Wenn Glaubende laut der Bibel „in neuen Sprachen reden“, meint das: Sie beschränken sich nicht auf ihr Nation, auf ihre Tradition, auf ihre Kultur oder Denkweise, sondern sind „ein Sauerteig des Miteinanders über alle Grenzen hinweg“. Csiszar: „Der neue Stil, der in der Weltkirche gerade erlernt wird, baut auf solche Menschen, die ihre eigene Position nicht absolut setzen, die sich von der Vielfalt in der Kirche, in der Gesellschaft oder in einer Gemeinschaft faszinieren lassen, Vielfalt fördern, und im guten Sinne des Wortes die Kraft und Schönheit der Katholizität entdecken.“ Der Glaube motiviere, „sich für andere Erfahrungen, Kulturen zu öffnen, aufmerksam zu bleiben, wenn Menschen ausgeschlossen werden, und die Stimme zu erheben, wenn Menschenwürde verletzt wird. Glaubende, die in neuen Sprachen sprechen, sind Wegbereiter des Friedens und Schlüsselpersonen im Aufbruch.“
Gläubige Menschen werden, so die Bibel, „Schlangen mit den Händen anfassen“, was bedeute, dass sie Bedrohungen und gefährlichen Umständen nicht ausweichen, sondern sich ihnen zu stellen und sie zu ändern versuchen. „Es geht darum, mit vielen anderen daran zu arbeiten, dass es zum Umbruch kommt, dass den Menschen und dieser Welt immer weniger Leid zugefügt wird. Glaubende, die die Schlangen mit den Händen anfassen, sind heute zum Beispiel Menschen, die gegen die existenzielle Bedrohung der einen Menschheit durch die Klimakatastrophe auftreten. Menschen, die für das gemeinsame Haus Sorge tragen, aber auch Ungleichbehandlung von Mann und Frau in der Gesellschaft, in der Kirche sehen und sich für die Gleichbehandlung von Frauen und Männern einsetzen“, sagte die Theologin.
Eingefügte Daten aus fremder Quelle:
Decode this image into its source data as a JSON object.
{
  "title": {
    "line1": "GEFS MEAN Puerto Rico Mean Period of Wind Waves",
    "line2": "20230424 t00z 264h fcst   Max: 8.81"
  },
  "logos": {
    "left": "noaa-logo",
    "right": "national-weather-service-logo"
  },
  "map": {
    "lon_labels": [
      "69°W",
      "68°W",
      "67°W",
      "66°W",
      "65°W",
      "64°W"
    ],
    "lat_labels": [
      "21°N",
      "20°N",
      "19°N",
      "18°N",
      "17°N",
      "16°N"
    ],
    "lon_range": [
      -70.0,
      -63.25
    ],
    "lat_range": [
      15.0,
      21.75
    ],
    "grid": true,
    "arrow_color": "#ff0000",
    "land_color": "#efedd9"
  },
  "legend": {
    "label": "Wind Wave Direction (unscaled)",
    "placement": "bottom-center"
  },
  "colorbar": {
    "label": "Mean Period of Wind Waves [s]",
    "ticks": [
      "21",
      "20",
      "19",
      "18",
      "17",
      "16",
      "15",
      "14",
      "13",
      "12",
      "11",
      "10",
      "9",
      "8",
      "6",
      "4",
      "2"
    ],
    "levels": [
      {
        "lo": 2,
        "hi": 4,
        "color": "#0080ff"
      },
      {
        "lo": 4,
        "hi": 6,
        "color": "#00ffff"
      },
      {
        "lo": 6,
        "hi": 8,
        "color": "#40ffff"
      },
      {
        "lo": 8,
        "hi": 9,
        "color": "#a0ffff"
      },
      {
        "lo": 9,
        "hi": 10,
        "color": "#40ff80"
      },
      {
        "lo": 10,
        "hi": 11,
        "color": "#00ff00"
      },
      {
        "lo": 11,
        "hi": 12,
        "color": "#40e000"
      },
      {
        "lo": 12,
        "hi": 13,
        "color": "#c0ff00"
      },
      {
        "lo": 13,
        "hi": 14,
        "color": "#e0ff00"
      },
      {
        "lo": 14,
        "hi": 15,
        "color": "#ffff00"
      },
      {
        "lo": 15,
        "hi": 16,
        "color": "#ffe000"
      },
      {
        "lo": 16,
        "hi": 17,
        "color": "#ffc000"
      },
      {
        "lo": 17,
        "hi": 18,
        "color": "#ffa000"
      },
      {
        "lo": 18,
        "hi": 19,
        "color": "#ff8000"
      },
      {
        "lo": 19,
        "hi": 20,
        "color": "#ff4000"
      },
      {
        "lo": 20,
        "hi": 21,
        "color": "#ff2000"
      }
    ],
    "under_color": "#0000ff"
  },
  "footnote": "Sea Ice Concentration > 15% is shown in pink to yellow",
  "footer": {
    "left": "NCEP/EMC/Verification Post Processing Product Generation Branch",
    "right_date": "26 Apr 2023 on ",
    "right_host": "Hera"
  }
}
Ähnliches gelte für den Umgang mit dem „Gift“ des mangelnden Vertrauens, des Misstrauens. Es gelte, „das Vertrauen nicht zu verlieren, dass in jeder Wirklichkeit eine Möglichkeit, den nächsten Schritt im Leben zu wagen, verborgen ist“.
Csisar abschließend: „Der Missionsauftrag, der uns an die Arbeit schickt, der uns über uns selbst hinausführt sowohl individuell, aber auch als Gemeinschaft, als Katholische Aktion im Aufbruch, macht uns im guten Sinne des Wortes unruhig. Ich habe in den vergangenen Tagen Personen gefragt, was fällt denn ihnen ein, wenn sie von der Katholischen Aktion hören? In einer Antwort hieß es: Sie sind, ihr seid anstrengend – im guten Sinne des Wortes. Anstrengend, weil sie, weil ihr aus der Leidenschaft zu Gott und aus der Leidenschaft zu den Menschen lebt.“
Krautwaschl: Jene, die Not leiden, nicht vergessen
Bischof Krautwaschl erinnerte daran, dass in der Zeit der Gründung der KAÖ nach dem 2. Weltkrieg Österreich in Schutt und Asche lag. Die Kirche positionierte sich im Mariazeller Manifest neu – als „freie Kirche in einer freien Gesellschaft“. Überall sei Aufbruchstimmung zu spüren gewesen. Mittlerweile habe sich das Leben in Österreich radikal verändert. „Nicht Hunger, sondern Überfluss bestimmt für die meisten Menschen den Alltag. Was auch befreiend sein kann, solange wir nicht auf jene vergessen, die in einer reichen Gesellschaft an Not leiden“, so der Bischof.